How can you determine the influential observations when examining the Cook’s D plot?
Look for observations above the horizontal cutoff line.
Which statistic is best for identifying influential observations when building a predictive model?
DFFITS is most useful for predictive models
Which test should you use to determine which predictor variable is being influenced?
DFBETAS, which stands for Difference in Betas
What is stored in the automatic macro variable _GLSIND generated when running PROC GLMSELECT?
The list of effects selected by PROC GLMSELECT
What should do you do with influential observations?
1 ) Re-check for data entry errors
2) Consider whether or not a you have an adequate model and consider whether or not to change the model to accommodate unusual observations such as adding a categorical predictor to distinguish among groups
3) Determine whether or not the influential observation is valid, and only unusual.
What problem do you have when two or more predictor variables are strongly correlated with one another?
Collinearity, also called multicollinearity, indicates that you have redundant information in your model.
When multiple variables try to explain the same variation in the response, it leads to inflated standard errors and instability in the regression model.

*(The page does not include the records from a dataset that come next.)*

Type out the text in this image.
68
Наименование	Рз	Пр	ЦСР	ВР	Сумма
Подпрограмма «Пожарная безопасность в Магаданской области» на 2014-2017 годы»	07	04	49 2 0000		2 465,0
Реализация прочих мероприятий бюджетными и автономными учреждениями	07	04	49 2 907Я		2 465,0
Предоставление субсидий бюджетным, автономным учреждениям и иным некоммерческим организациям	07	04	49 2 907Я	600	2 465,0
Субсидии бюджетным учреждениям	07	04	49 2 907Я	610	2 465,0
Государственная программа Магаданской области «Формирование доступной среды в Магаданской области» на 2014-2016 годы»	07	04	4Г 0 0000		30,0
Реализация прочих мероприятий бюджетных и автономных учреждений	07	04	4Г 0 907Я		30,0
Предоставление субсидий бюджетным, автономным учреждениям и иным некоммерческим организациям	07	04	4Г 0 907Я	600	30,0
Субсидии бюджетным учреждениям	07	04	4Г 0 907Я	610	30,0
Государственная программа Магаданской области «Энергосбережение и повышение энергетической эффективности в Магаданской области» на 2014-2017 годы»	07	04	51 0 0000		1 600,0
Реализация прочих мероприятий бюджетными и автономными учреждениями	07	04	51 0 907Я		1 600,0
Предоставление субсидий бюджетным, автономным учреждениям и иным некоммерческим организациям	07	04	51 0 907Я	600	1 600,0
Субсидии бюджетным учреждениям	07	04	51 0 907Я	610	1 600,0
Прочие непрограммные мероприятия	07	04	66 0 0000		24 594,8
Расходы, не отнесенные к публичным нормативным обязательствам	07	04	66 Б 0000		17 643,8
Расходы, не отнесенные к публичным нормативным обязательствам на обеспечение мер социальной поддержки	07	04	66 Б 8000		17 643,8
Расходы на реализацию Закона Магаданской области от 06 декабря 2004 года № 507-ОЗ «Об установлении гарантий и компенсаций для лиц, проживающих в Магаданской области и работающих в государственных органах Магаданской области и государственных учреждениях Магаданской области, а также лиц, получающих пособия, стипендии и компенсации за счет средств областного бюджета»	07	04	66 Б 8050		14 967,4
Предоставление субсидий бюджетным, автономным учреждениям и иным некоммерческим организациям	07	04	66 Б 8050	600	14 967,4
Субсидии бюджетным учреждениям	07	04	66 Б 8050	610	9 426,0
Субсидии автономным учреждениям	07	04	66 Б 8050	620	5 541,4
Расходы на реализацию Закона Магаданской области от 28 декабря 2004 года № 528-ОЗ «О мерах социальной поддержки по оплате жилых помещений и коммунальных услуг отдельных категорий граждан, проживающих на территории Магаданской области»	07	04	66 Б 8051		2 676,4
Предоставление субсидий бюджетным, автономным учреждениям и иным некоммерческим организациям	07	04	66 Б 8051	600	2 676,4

If there is no correlation among the predictor variables, can there still be collinearity in the model?
Collinearity occurs when there is correlation present among predictor variables in the model. If the predictor variables are not correlated, then there’s no collinearity present in the model.
When you use honest assessment, which of the following would be considered the best model?
The best model is the simplest (the most parsimonious) model that has the best performance on the validation data. The training data is used to fit the model and generate the possible models to be assessed.